What is Chiropractic?
Chiropractic is a health care profession that focuses on disorders of the musculoskeletal system and the nervous system, and the effects of these disorders on general health. Chiropractic care is typically used to treat such issues as back pain, neck pain, pain in the joints of the arms or legs, and headaches.
Chiropractors typically perform a therapeutic procedure called a “chiropractic adjustment” or “spinal manipulation.” The purpose of this adjustment or manipulation is to restore joint mobility by manually applying a controlled force into joints that have become restricted in their normal movement. The restoration of mobility to restricted regions of the spine (or extremities) helps to reduce pain and muscle tightness and allows the tissues to heal properly. There are a great number of scientific studies on the effectiveness of chiropractic evaluation and treatment, showing that manipulative therapy is both safe and effective.
How does Chiropractic work?
Your body is a self-healing and regulating machine, controlled by your brain and the signals it sends out through the spinal cord and the various nerves located throughout your body. When your body is impaired by pain or injury, the communication passageways can become clogged with messages trying to regulate the problems. If the nervous system is impaired in any way, it can lead to tissue and organ malfunctions.
Many times, these interferences are located within the twenty-four moving bones located in your spinal column. Because your brain sends information down your spine to parts of your body, impairment in your spine can greatly affect your overall health. A chiropractor – such as Dr. Marcus Wilcox – can help pinpoint and reduce the various potential interference that could affect your natural ability to remain healthy. By performing a chiropractic adjustment to the affected region of the spine, this helps ensure that each of these spinal bones (or vertebrae), maintain in their normal position with natural movement, which speeds the healing process.

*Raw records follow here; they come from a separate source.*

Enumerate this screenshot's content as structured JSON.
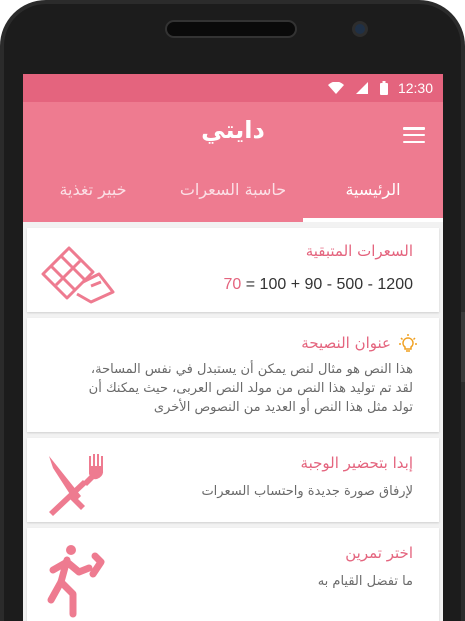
{
  "status_bar": {
    "time": "12:30",
    "icons": [
      "wifi-icon",
      "signal-icon",
      "battery-icon"
    ],
    "color": "#e4647e"
  },
  "app": {
    "title": "دايتي",
    "menu_icon": "menu-icon",
    "accent": "#ee7b90"
  },
  "tabs": [
    {
      "label": "الرئيسية",
      "active": true
    },
    {
      "label": "حاسبة السعرات",
      "active": false
    },
    {
      "label": "خبير تغذية",
      "active": false
    }
  ],
  "cards": {
    "calories": {
      "title": "السعرات المتبقية",
      "result": "70",
      "equation": " = 100 + 90 - 500 - 1200",
      "icon": "chocolate-bar-icon"
    },
    "tip": {
      "title": "عنوان النصيحة",
      "icon": "lightbulb-icon",
      "lines": [
        "هذا النص هو مثال لنص يمكن أن يستبدل في نفس المساحة،",
        "لقد تم توليد هذا النص من مولد النص العربى، حيث يمكنك أن",
        "تولد مثل هذا النص أو العديد من النصوص الأخرى"
      ]
    },
    "meal": {
      "title": "إبدا بتحضير الوجبة",
      "text": "لإرفاق صورة جديدة واحتساب السعرات",
      "icon": "fork-knife-icon"
    },
    "exercise": {
      "title": "اختر تمرين",
      "text": "ما تفضل القيام به",
      "icon": "running-person-icon"
    }
  }
}
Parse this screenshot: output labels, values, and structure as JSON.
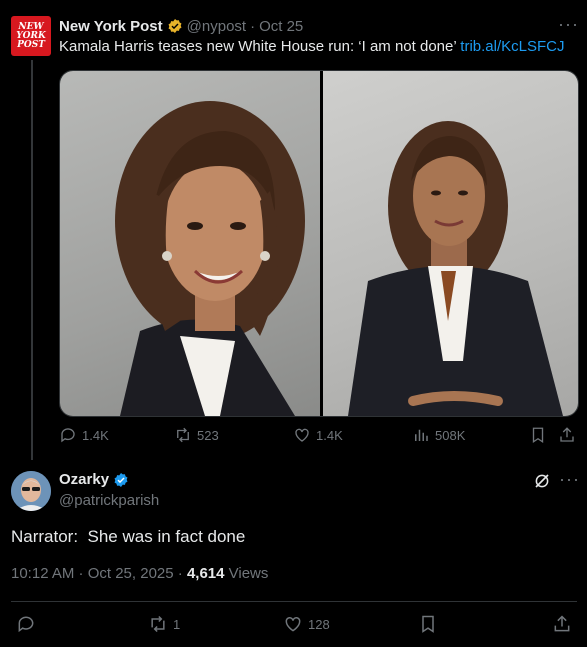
{
  "parent_tweet": {
    "avatar_text": [
      "NEW",
      "YORK",
      "POST"
    ],
    "display_name": "New York Post",
    "handle": "@nypost",
    "separator": "·",
    "date": "Oct 25",
    "more": "···",
    "text": "Kamala Harris teases new White House run: ‘I am not done’ ",
    "link": "trib.al/KcLSFCJ",
    "stats": {
      "replies": "1.4K",
      "reposts": "523",
      "likes": "1.4K",
      "views": "508K"
    }
  },
  "reply_tweet": {
    "display_name": "Ozarky",
    "handle": "@patrickparish",
    "more": "···",
    "text": "Narrator:  She was in fact done",
    "time": "10:12 AM · Oct 25, 2025 · ",
    "view_count": "4,614",
    "views_label": " Views",
    "stats": {
      "reposts": "1",
      "likes": "128"
    }
  },
  "colors": {
    "accent": "#1d9bf0",
    "gold_badge": "#e8b32a",
    "nyp_red": "#d7181f",
    "muted": "#71767b"
  },
  "icons": [
    "gold-verified-icon",
    "more-icon",
    "reply-icon",
    "repost-icon",
    "like-icon",
    "views-icon",
    "bookmark-icon",
    "share-icon",
    "blue-verified-icon",
    "grok-icon"
  ]
}
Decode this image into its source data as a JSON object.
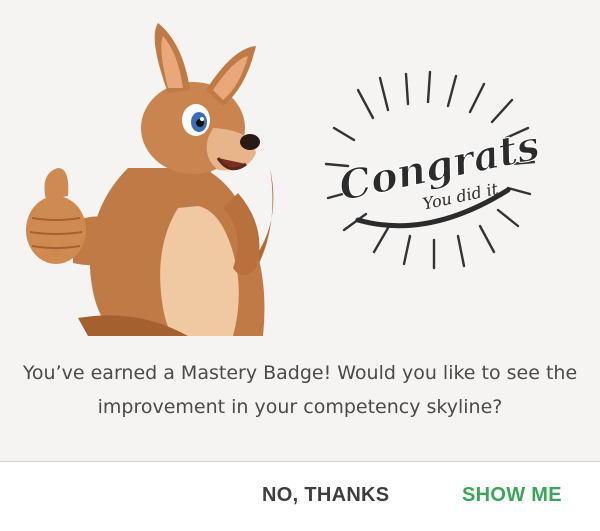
{
  "dialog": {
    "message": "You’ve earned a Mastery Badge! Would you like to see the improvement in your competency skyline?",
    "buttons": {
      "no_thanks_label": "NO, THANKS",
      "show_me_label": "SHOW ME"
    },
    "lettering": {
      "congrats": "Congrats!",
      "you_did_it": "You did it"
    }
  },
  "colors": {
    "dialog_background": "#f5f4f2",
    "primary_action": "#3aa65a",
    "secondary_action": "#3e3e3e",
    "message_text": "#4a4a4a"
  },
  "icons": {
    "mascot": "kangaroo-thumbs-up-icon",
    "badge_art": "congrats-lettering-icon"
  }
}
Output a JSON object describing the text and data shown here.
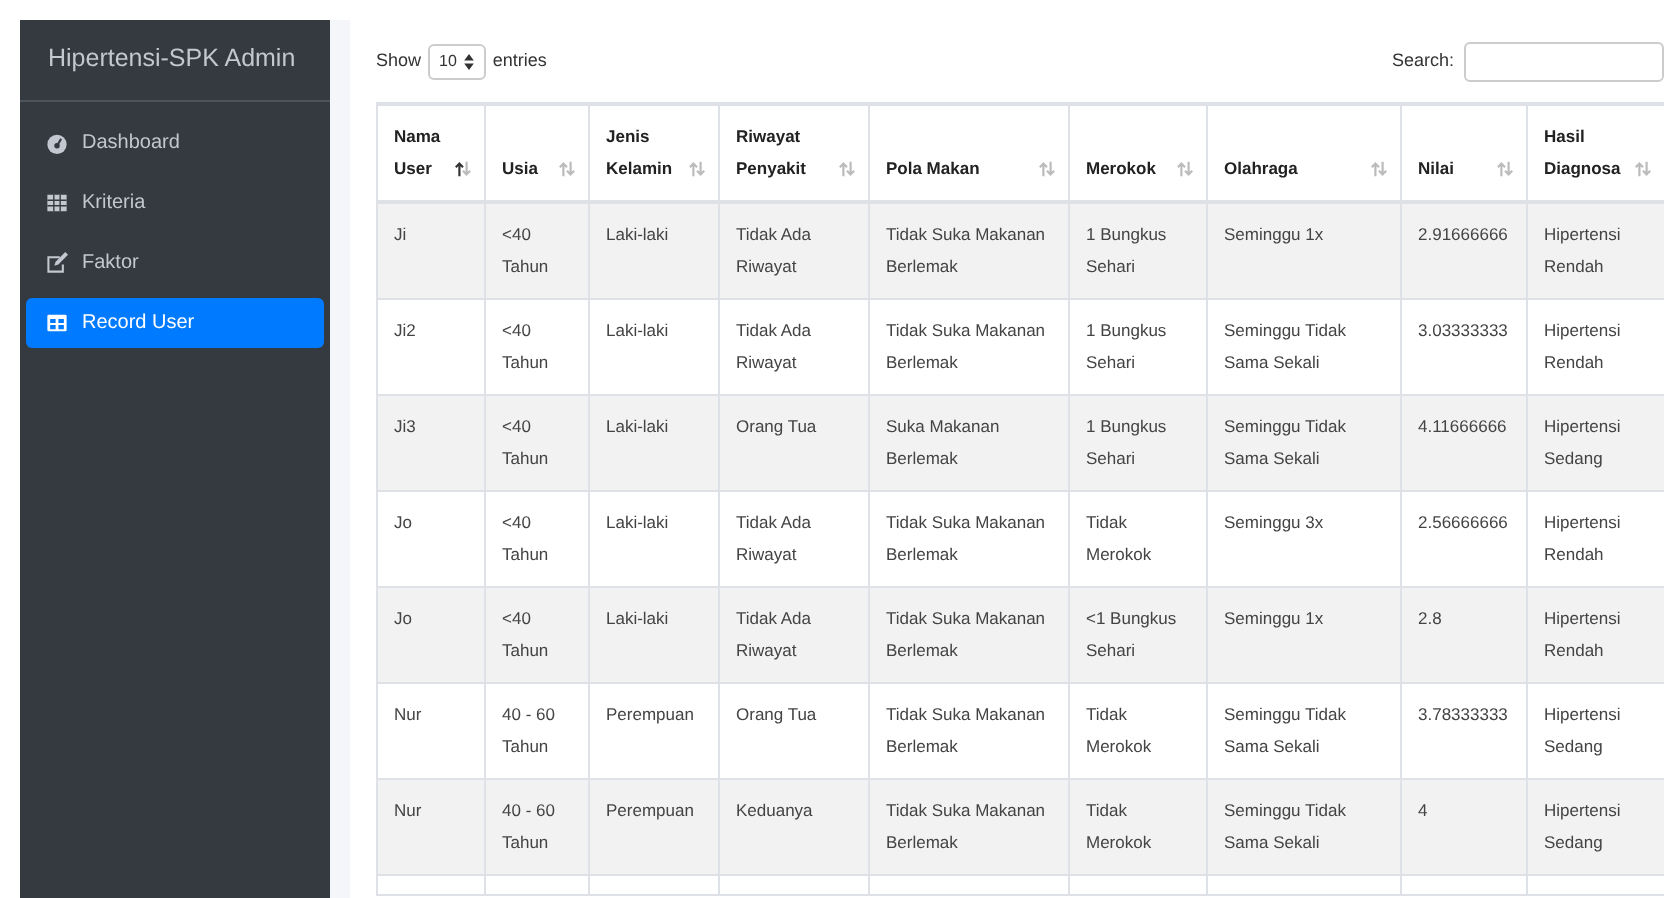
{
  "sidebar": {
    "title": "Hipertensi-SPK Admin",
    "items": [
      {
        "label": "Dashboard",
        "selected": false
      },
      {
        "label": "Kriteria",
        "selected": false
      },
      {
        "label": "Faktor",
        "selected": false
      },
      {
        "label": "Record User",
        "selected": true
      }
    ]
  },
  "length_menu": {
    "before": "Show",
    "value": "10",
    "after": "entries"
  },
  "search": {
    "label": "Search:"
  },
  "table": {
    "columns": [
      {
        "label": "Nama User",
        "sorted_ascending": true
      },
      {
        "label": "Usia",
        "sorted_ascending": false
      },
      {
        "label": "Jenis Kelamin",
        "sorted_ascending": false
      },
      {
        "label": "Riwayat Penyakit",
        "sorted_ascending": false
      },
      {
        "label": "Pola Makan",
        "sorted_ascending": false
      },
      {
        "label": "Merokok",
        "sorted_ascending": false
      },
      {
        "label": "Olahraga",
        "sorted_ascending": false
      },
      {
        "label": "Nilai",
        "sorted_ascending": false
      },
      {
        "label": "Hasil Diagnosa",
        "sorted_ascending": false
      }
    ],
    "rows": [
      [
        "Ji",
        "<40 Tahun",
        "Laki-laki",
        "Tidak Ada Riwayat",
        "Tidak Suka Makanan Berlemak",
        "1 Bungkus Sehari",
        "Seminggu 1x",
        "2.91666666",
        "Hipertensi Rendah"
      ],
      [
        "Ji2",
        "<40 Tahun",
        "Laki-laki",
        "Tidak Ada Riwayat",
        "Tidak Suka Makanan Berlemak",
        "1 Bungkus Sehari",
        "Seminggu Tidak Sama Sekali",
        "3.03333333",
        "Hipertensi Rendah"
      ],
      [
        "Ji3",
        "<40 Tahun",
        "Laki-laki",
        "Orang Tua",
        "Suka Makanan Berlemak",
        "1 Bungkus Sehari",
        "Seminggu Tidak Sama Sekali",
        "4.11666666",
        "Hipertensi Sedang"
      ],
      [
        "Jo",
        "<40 Tahun",
        "Laki-laki",
        "Tidak Ada Riwayat",
        "Tidak Suka Makanan Berlemak",
        "Tidak Merokok",
        "Seminggu 3x",
        "2.56666666",
        "Hipertensi Rendah"
      ],
      [
        "Jo",
        "<40 Tahun",
        "Laki-laki",
        "Tidak Ada Riwayat",
        "Tidak Suka Makanan Berlemak",
        "<1 Bungkus Sehari",
        "Seminggu 1x",
        "2.8",
        "Hipertensi Rendah"
      ],
      [
        "Nur",
        "40 - 60 Tahun",
        "Perempuan",
        "Orang Tua",
        "Tidak Suka Makanan Berlemak",
        "Tidak Merokok",
        "Seminggu Tidak Sama Sekali",
        "3.78333333",
        "Hipertensi Sedang"
      ],
      [
        "Nur",
        "40 - 60 Tahun",
        "Perempuan",
        "Keduanya",
        "Tidak Suka Makanan Berlemak",
        "Tidak Merokok",
        "Seminggu Tidak Sama Sekali",
        "4",
        "Hipertensi Sedang"
      ]
    ]
  }
}
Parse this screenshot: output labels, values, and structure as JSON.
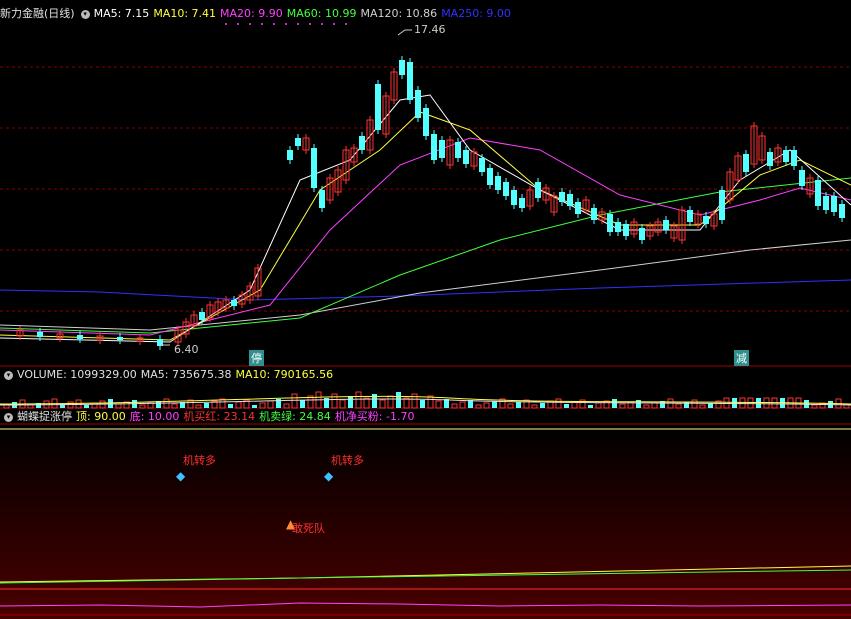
{
  "main_panel": {
    "stock_name": "新力金融(日线)",
    "ma": [
      {
        "label": "MA5: 7.15",
        "color": "#ffffff"
      },
      {
        "label": "MA10: 7.41",
        "color": "#ffff40"
      },
      {
        "label": "MA20: 9.90",
        "color": "#ff40ff"
      },
      {
        "label": "MA60: 10.99",
        "color": "#40ff40"
      },
      {
        "label": "MA120: 10.86",
        "color": "#d0d0d0"
      },
      {
        "label": "MA250: 9.00",
        "color": "#2020ff"
      }
    ],
    "high_label": "17.46",
    "low_label": "6.40",
    "tag_stop": "停",
    "tag_reduce": "减"
  },
  "volume_panel": {
    "title": "VOLUME: 1099329.00",
    "ma5": "MA5: 735675.38",
    "ma10": "MA10: 790165.56"
  },
  "indicator_panel": {
    "title": "蝴蝶捉涨停",
    "top": "顶: 90.00",
    "bottom": "底: 10.00",
    "buy_red": "机买红: 23.14",
    "sell_green": "机卖绿: 24.84",
    "net_pink": "机净买粉: -1.70",
    "signal_1": "机转多",
    "signal_2": "机转多",
    "signal_3": "敢死队"
  },
  "colors": {
    "up": "#ff3232",
    "down": "#54ffff",
    "grid": "#8b0000"
  }
}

What can a Chiropractor do?
Chiropractic doctors, known as chiropractors, go though very detailed academic training and study that matches the intensity of many general practice doctors. As such, chiropractors like Dr. Wilcox of Back in Alignment Chiropractic, have highly specialized knowledge and expertise on how to review your case history and pinpoint specific problem through an in-depth examination.
During this examination, neurological and musculoskeletal tests will be performed. The treatments usually consist of chiropractic adjustments, and may also include therapies such as electrical muscle stimulation, interferential electrical current stimulation, myofascial release or therapeutic stretches or exercises.
What kind of education do Chiropractors get?
Chiropractors receive an education that is among the most stringent of any health care profession. Prior to entering Chiropractic college, applicants have already acquired nearly four years of pre-medical undergraduate education, including courses in biology, inorganic and organic chemistry, physics, human physiology, and lab work. Chiropractic college is then an additional four to five academic years of study. Due to the hands on nature of chiropractic, a significant amount of time is spent in clinical training. Chiropractors receive more intensive education than most medical doctors or physical therapists in such areas as anatomy, physiology, and rehabilitation.
Aspiring chiropractors must also go through an intensive National Board Examination, to determine whether the doctor is qualified to practice chiropractic professionally, and then become state licensed. They must also maintain yearly continuing education requirements to renew their license.
This vast education allows the chiropractor to diagnose health care problems, treat the problems in the chiropractor’s scope of practice, and refer patients to other health care practitioners when appropriate.